By Gayle Manchin
(For The Charleston Gazette)
So many factors matter when it comes to helping children succeed in school. High-quality standards and curriculum and strong teachers and leaders are clearly important elements. But another and often overlooked key to student achievement is access to nutritious food.
In West Virginia, far too many students come to school hungry each day. More than one in four children in the state are in low-income families and more than one in five live in homes that struggle against hunger. Students that are hungry at school are less motivated to learn and find it harder to concentrate. That is why access to healthy meals at school is so important.
Two years ago, West Virginia made a commitment to ensure that hungry children in our schools are getting enough nutritious food to eat each day. In the 2012-13 school year, West Virginia implemented the Community Eligibility Provision (CEP) created under the Healthy, Hunger-Free Kids Act of 2010. This option allows high-poverty schools and certain high-poverty school districts to forgo collecting applications for free and reduced price school meals and provide breakfast and lunch at no charge to all students. Research shows that increasing school meal participation, particularly breakfast, improves student achievement, diets and behavior.
Because of community eligibility, West Virginia has successfully increased the number of students participating in the National School Lunch and Breakfast Programs, reaching more hungry kids. On an average school day, before community eligibility was implemented, less than half of the students in our state who were eligible for a free breakfast received one, and only a third of students eligible for reduced price breakfast did. Things have changed. During the 2013- 2014 school year, 70 percent of counties in West Virginia are implementing CEP in 335 schools and providing over 40 percent of our students with free nutritious meals. As a result of community eligibility, which we combined with innovative models for serving breakfast, breakfast participation has risen by 15 percent. We have also reduced paperwork, helping to lower costs and free up staff time to focus on educational priorities.

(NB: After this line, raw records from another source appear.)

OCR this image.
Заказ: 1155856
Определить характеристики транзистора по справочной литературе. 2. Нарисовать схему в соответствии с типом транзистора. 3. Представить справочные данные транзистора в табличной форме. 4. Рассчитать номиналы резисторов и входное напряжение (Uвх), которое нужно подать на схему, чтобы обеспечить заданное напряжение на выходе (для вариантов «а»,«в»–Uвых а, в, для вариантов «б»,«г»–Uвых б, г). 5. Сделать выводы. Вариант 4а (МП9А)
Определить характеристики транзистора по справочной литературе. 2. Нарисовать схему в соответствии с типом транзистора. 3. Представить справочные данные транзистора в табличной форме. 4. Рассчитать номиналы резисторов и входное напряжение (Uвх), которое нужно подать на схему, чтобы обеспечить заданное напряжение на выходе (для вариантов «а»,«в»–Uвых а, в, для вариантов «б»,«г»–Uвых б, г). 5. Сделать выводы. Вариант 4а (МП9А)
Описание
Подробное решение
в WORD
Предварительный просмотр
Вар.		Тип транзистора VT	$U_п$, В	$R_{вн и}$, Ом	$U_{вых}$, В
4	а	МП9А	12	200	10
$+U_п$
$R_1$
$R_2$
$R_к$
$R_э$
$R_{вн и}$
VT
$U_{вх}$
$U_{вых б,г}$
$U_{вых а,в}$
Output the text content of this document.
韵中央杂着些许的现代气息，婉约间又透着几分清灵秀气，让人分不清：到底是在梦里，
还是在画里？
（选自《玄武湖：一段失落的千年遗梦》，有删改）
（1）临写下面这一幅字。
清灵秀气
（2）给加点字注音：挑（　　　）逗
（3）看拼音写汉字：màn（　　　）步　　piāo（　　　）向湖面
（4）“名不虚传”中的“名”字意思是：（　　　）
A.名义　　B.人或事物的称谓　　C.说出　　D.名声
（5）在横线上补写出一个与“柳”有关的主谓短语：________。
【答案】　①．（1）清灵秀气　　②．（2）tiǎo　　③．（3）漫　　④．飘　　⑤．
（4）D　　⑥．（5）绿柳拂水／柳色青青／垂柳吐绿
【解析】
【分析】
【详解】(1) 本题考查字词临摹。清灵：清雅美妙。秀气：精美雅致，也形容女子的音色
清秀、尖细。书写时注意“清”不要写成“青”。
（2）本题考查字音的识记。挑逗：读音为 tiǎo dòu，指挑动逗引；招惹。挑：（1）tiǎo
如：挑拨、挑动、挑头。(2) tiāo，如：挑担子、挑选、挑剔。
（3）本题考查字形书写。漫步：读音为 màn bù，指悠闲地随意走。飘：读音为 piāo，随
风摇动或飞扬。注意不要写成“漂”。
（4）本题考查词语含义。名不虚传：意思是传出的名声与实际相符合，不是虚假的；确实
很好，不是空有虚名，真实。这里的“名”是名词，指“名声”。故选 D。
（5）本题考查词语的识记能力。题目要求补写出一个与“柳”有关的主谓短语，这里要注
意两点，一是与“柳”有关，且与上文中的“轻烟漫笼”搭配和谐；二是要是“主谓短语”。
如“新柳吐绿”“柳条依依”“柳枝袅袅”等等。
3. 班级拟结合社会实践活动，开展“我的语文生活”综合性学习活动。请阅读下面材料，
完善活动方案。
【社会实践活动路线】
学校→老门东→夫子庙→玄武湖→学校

In schools that have adopted community eligibility, we have a multitude of success stories. Mingo County, located in West Virginia’s southern coalfields, is one such story. With an unemployment rate of over 10 percent Mingo County students were no strangers to hard times. But the county made a commitment to focus on nutrition and adopted community eligibility to help their students thrive and succeed. They have also incorporated physical activity into the nutrition efforts and the results have been amazing. After implementation, student attendance increased to 97 percent and employee attendance is the fourth highest in the state. Math and reading scores have improved and discipline problems have decreased.
Community eligibility is currently available in 11 states, including West Virginia, and will be available to all states beginning with the 2014-15 school year. Starting May 1, all states are required to publish lists of all of high-poverty schools and districts that are eligible to participate in community eligibility this upcoming school year. Once these lists are published, schools will have until June 30, 2015 to decide whether to participate.
Other states can and should follow West Virginia’s and Mingo County’s lead in ensuring their students are not hungry and have healthy and nutritious meals. Our work here in West Virginia is a model for others to follow.
It’s time for us to ensure that students across the country have all of the building blocks necessary for success in the classroom. Reducing hunger will help them not only achieve today, but will also prepare them for a brighter future.
Gayle Manchin is president of the West Virginia Board of Education.